Tampoco se lo recomendaría a los que viven una religiosidad natural muerta. Me explico.
Hablo de aquellos que se relacionan con Dios de un modo interesado, sin dejar que éste
nazca en sus corazones y alumbre con su presencia la pobreza, el desorden y la suciedad
de su “establo”. Porque Cristo nace en un pesebre hace 2000 años para cambiar tu vida
hoy, en este instante y no lo hará bajo tus condiciones, ni proporcionándote una vida
cómoda. Hay un momento hacia los compases finales de la obra en que Baltasar denuncia
la actitud del zelote Barioná (como podría ser un teólogo de la liberación en la actualidad)
que no dista demasiado de la de un publicano (como podría ser un protestante que sólo
ve a Dios en el éxito) ni de la de un fariseo (como podría ser un moralista que vive bajo
el yugo de la ley y se la impone al resto): “les decepcionará, Barioná, les decepcionará a
todos. Esperan de él que expulse a los romanos, y los romanos no serán expulsados, que
haga crecer flores y árboles frutales sobre las rocas, y la roca permanecerá estéril, que
ponga fin al sufrimiento humano, y dentro de dos mil años la humanidad sufrirá como lo
hace ahora (…) hasta esta noche el hombre tenía los ojos cegados por el sufrimiento (…)
no veía más allá de sí, y se tenía por un animal herido y loco de dolor que galopa a través
de los bosques para huir de su herida y que lleva su dolor con él a todas partes (…) ha
venido para sufrir y para enseñarnos cómo hay que tratar el sufrimiento (…) Entonces
descubrirás esa verdad que Cristo ha venido a enseñarte y que tú ya sabías: que tú no eres
tu sufrimiento”. Para el que vive pensando que Dios le tiene que solucionar la vida esta
no es una lectura propicia, no vaya a ser que descubra que Sartre -el ateo- comprendió
mucho mejor que él las Sagradas Escrituras.
Por último, no le recomendaría jamás esta obra al nihilista no fuera que, al haber aceptado
que el mundo es una caída interminable y que el Hombre no espera nada salvo la muerte
y pusiera en práctica esa religión de la nada basada en no engendrar para no ser copartícipe
de esta agonía, se diera de bruces con Sara, el personaje central en la conversión de Sartre,
digo, Barioná (perdón por el lapsus): “Allí hay una mujer feliz y plena, una madre que ha
dado a luz por todas las madres [se refiere a la Virgen María] y lo que ella me ha dado es
como un permiso: el permiso de traer mi hijo al mundo (…) Ella ha salvado a mi hijo”.

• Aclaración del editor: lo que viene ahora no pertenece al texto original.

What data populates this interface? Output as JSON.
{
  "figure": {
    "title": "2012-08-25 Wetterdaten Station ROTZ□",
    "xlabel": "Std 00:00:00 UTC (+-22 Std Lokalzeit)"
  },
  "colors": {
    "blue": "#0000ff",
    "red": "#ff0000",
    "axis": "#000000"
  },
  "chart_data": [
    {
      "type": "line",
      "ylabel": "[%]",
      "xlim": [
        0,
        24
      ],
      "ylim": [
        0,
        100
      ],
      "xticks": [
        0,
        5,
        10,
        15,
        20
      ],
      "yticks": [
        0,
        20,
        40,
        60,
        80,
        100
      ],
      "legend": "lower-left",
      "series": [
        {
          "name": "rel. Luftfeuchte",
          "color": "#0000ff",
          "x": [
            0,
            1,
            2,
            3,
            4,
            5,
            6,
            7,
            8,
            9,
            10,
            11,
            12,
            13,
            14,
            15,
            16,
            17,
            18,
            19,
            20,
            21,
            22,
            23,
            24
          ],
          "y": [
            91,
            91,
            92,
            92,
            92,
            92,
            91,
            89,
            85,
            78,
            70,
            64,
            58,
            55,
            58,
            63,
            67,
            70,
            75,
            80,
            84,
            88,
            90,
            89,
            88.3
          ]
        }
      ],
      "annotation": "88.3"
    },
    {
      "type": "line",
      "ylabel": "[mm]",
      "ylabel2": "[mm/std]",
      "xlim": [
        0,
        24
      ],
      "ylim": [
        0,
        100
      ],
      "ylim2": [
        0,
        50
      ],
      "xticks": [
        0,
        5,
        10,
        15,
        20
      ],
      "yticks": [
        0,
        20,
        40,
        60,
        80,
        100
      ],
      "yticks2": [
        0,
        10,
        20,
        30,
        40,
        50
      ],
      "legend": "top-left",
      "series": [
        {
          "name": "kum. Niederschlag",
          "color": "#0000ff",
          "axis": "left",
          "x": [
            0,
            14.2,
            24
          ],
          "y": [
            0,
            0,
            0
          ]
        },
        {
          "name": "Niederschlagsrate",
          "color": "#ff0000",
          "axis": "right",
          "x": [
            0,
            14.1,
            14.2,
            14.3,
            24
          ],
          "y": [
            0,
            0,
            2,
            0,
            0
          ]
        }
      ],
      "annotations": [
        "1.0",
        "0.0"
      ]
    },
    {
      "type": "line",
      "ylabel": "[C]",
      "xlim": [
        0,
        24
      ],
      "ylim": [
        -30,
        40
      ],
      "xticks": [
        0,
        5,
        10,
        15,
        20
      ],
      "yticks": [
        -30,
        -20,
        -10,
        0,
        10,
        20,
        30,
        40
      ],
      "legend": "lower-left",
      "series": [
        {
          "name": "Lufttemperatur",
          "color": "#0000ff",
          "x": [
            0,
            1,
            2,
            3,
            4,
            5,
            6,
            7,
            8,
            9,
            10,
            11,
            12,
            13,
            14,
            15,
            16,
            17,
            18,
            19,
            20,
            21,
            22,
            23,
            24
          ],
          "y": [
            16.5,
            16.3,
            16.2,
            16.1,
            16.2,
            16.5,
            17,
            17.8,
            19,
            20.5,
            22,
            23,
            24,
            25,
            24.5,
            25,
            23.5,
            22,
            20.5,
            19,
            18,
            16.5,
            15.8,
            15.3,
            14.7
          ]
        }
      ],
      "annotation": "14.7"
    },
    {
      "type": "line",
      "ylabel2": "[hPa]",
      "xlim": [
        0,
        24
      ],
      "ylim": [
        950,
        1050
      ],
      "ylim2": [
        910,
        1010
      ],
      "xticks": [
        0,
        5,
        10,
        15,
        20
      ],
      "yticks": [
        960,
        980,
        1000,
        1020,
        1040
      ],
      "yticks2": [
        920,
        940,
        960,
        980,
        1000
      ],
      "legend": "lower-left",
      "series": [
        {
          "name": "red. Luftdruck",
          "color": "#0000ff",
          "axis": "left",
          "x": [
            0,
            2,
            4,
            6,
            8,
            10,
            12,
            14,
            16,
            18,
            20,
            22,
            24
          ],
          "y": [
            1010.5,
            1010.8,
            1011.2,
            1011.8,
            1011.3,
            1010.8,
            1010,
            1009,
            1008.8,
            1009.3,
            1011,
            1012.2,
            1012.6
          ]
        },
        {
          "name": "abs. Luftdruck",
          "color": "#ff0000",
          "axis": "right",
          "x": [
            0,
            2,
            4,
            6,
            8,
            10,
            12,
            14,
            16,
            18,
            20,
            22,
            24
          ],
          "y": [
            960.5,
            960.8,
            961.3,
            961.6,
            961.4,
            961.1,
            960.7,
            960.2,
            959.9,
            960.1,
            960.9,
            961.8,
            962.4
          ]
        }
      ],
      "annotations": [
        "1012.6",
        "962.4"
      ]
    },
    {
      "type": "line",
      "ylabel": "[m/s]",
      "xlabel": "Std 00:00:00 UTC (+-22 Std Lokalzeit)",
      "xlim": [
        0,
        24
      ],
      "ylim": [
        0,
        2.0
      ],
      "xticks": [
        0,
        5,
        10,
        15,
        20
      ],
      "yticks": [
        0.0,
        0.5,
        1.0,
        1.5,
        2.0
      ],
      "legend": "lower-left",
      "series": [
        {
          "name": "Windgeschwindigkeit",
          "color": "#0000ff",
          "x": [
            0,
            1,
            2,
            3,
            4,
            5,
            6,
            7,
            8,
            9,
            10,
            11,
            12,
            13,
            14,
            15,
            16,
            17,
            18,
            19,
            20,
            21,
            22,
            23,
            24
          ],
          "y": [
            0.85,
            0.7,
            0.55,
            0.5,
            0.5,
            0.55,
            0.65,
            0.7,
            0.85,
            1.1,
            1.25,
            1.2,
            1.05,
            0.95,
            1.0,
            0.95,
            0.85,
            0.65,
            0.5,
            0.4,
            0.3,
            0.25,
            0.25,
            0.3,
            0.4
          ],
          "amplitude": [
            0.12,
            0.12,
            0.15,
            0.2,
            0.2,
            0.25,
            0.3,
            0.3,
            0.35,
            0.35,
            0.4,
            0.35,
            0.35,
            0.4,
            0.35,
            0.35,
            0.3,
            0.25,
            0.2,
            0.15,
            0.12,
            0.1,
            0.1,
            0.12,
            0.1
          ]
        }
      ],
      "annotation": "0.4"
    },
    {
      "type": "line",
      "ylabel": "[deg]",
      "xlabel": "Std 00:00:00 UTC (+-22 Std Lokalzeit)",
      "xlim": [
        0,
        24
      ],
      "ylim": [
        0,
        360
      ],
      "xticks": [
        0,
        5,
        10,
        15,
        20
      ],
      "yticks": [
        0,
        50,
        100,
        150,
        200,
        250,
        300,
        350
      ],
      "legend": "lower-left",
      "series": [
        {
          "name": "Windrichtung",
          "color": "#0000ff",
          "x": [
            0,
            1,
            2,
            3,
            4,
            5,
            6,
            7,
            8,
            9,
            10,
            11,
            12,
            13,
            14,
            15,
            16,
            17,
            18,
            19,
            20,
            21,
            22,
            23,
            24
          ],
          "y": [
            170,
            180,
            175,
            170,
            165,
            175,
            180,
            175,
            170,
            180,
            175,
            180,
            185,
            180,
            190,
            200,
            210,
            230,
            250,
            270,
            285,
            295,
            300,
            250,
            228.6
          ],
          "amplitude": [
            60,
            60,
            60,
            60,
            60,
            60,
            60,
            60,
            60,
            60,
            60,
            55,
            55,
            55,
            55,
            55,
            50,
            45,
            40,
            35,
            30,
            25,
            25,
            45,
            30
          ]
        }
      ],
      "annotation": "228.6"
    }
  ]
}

Aun con todo, puede que haya ateos, desesperanzados, zelotes, publicanos, fariseos y
nihilistas que se dejen sorprender por este espléndido libro. A ellos les recomendaría que
-de reunir las fuerzas para ponerse a prueba a sí mismos y a sus convicciones- cogieran
un whisky con hielo, pusieran de fondo la última de C Tangana, “Ateo” y tarareen para
adentro el estribillo: “Yo era ateo, pero ahora creo, porque un milagro como tu ha tenido
que bajar del cielo”, y, con nocturnidad y alevosía lo devoraran en unas horas.